Sunday, 7 January 2018

Movie Review: Darkest Hour (2017)


A biographical character study, Darkest Hour captures a leader rising to the challenge. Primarily a celebration of Gary Oldman's acting in the role of Winston Churchill, the film otherwise traverses overly familiar historical territory.

It's May 1940, and with the Nazis sweeping across Europe, the British Parliament loses confidence in Prime Minister Neville Chamberlain (Ronald Pickup). His conservative party reluctantly replaces him with the abrasive Winston Churchill (Gary Oldman), a decision that underwhelms King George VI (Ben Mendelsohn). Churchill's new secretary Elizabeth Layton (Lily James) bears the brunt of his acerbic attitude.

Despite the encouragement of his wife Clementine (Kristin Scott Thomas), Churchill is aware that he has achieved his life's ambition at the worst possible time: France is capitulating, Belgium and Holland cannot withstand the Nazi assault, and the British army is falling back to Dunkirk, their backs to the water with the Navy seemingly helpless to mount a rescue. With members of his cabinet  arguing for a negotiated but humiliating peace, Churchill has to define a position for his fractured government and chart his nation's course through history.

Directed by Joe Wright, Darkest Hour zooms in on Churchill's first month in office. The film delves into the psyche of a man thrust into the most difficult leadership position in the free world at age 66, as western civilization crumbles under the boot of fascism and the United States stubbornly holds on to a policy of non-involvement. Churchill only became Prime Minister due to his well-known and uncompromising hatred of Hitler, and yet here he was in a position of power and being advised to sue for peace.

Wright centres the film on this deeply personal dilemma, with Churchill isolated from his own party and disconnected from the people, forced to make a literally existential decision days into his mandate. The film uses its artistic license to dramatize some pivotal moments, and Wright makes good use of a (more than likely) imagined turning point on the London subway system.

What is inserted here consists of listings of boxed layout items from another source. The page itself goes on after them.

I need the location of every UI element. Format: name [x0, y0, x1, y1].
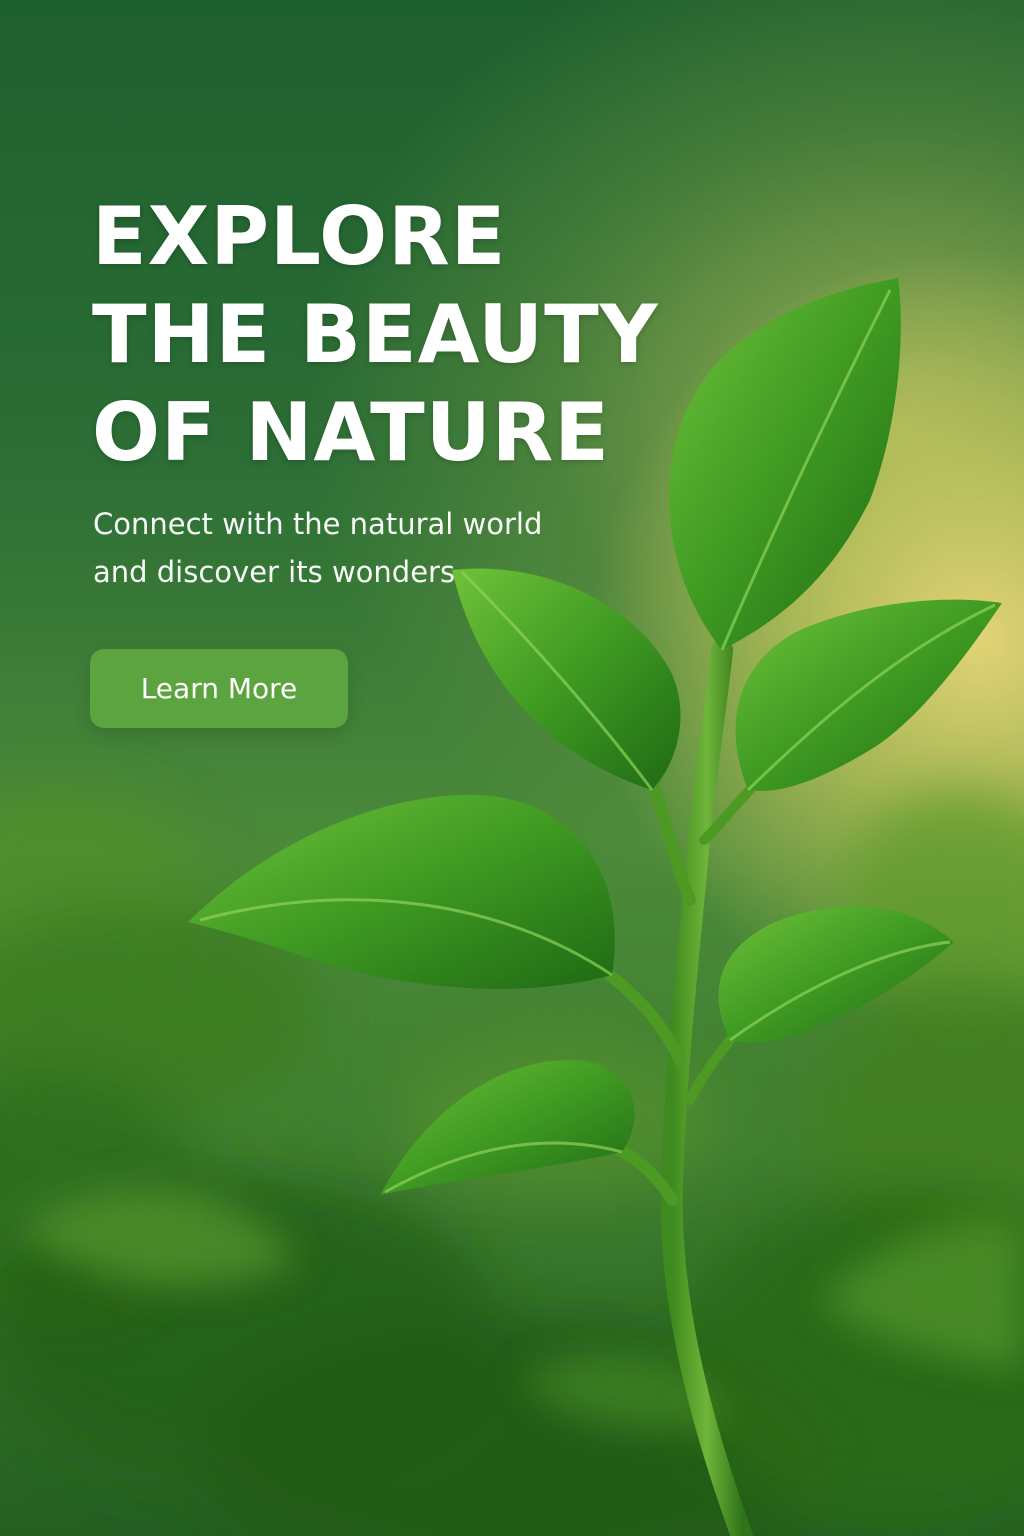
leaf-top [668, 278, 901, 650]
hero-poster: EXPLORE THE BEAUTY OF NATURE Connect wit… [0, 0, 1024, 1536]
headline-line-1: EXPLORE [92, 190, 507, 283]
subtitle-line-1: Connect with the natural world [93, 507, 543, 541]
headline-line-2: THE BEAUTY [92, 288, 659, 381]
plant-stem [660, 639, 753, 1536]
learn-more-button[interactable]: Learn More [90, 649, 348, 728]
subtitle: Connect with the natural world and disco… [93, 500, 542, 596]
headline: EXPLORE THE BEAUTY OF NATURE [92, 188, 659, 482]
headline-line-3: OF NATURE [92, 386, 610, 479]
subtitle-line-2: and discover its wonders [93, 555, 456, 589]
leaf-upper-left [452, 568, 681, 790]
leaf-big-left [188, 794, 615, 989]
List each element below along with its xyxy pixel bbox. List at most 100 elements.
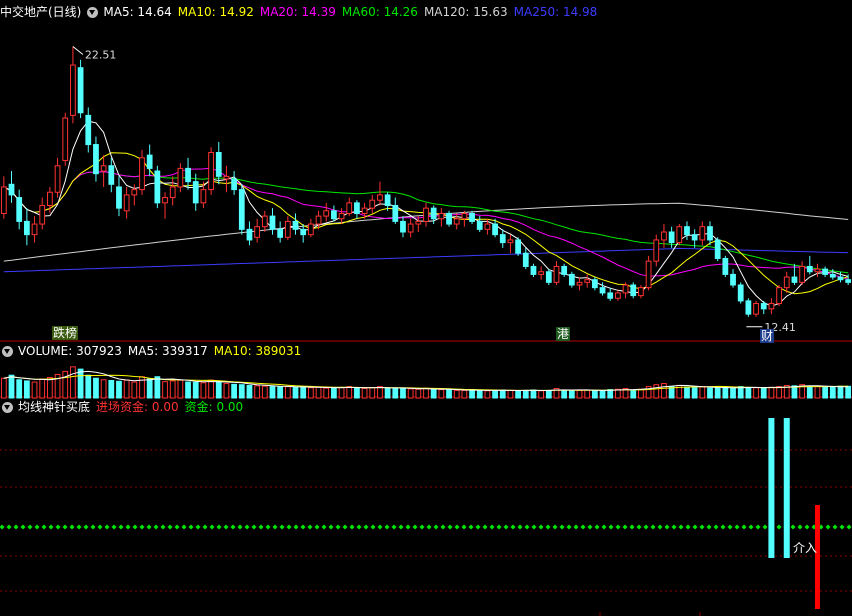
volume-panel-header: VOLUME: 307923 MA5: 339317 MA10: 389031: [0, 343, 307, 359]
volume-bar-down: [760, 387, 767, 399]
price-panel-header: 中交地产(日线) MA5: 14.64 MA10: 14.92 MA20: 14…: [0, 4, 603, 20]
volume-bar-down: [691, 387, 698, 399]
candle-down: [400, 220, 406, 233]
stock-chart[interactable]: 22.5112.41: [0, 0, 852, 616]
chevron-down-icon[interactable]: [2, 345, 13, 357]
fund-label: 资金: 0.00: [184, 400, 244, 414]
candle-down: [215, 152, 222, 177]
ma20-label: MA20: 14.39: [259, 5, 336, 19]
candle-up: [676, 226, 683, 244]
tag-hk-connect[interactable]: 港: [556, 327, 571, 341]
candle-up: [261, 215, 268, 228]
level-dot: [286, 524, 292, 530]
level-dot: [349, 524, 355, 530]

Darkest Hour touches on the actual events of the raging war with a light brush. A couple of artistically rendered scenes convey a taste of events in France, as Churchill comes to grips with an army in full retreat and the enormous responsibility of issuing orders that cost human lives. But most of the film takes place in London, in Churchill's home and in his war bunker, with Wright limiting his scope to the political, personal and national calculus going on in his head.

The film is therefore primarily composed of Churchill's often verbose conversations with his wife, his political rivals, and the King. Patience is required as the machinery of government under Churchill kicks into gear and he comes to terms with his available options. Wright tries to flesh out the drama with some pointed contributions from wife Clementine, the still-influential Chamberlain, other politicos including Lord Halifax (Stephen Dillane), secretary Layton (representing the common people) and the King, but they remain fleeting characters who barely progress beyond the most basic definitions.

An intensely personal drama demands an immersed central performance, and Gary Oldman delivers in the role of his career. Under layers of makeup, Oldman disappears into the Prime Minister and dominates the screen, humanizing the man behind the myth as burly and boorish but conflicted, not yet having hit his stride but clearly possessing an enormous if stubborn heart.

With the destination of the film never in doubt and the secondary characters not much better than window dressing, Oldman is the one reason Darkest Hour works.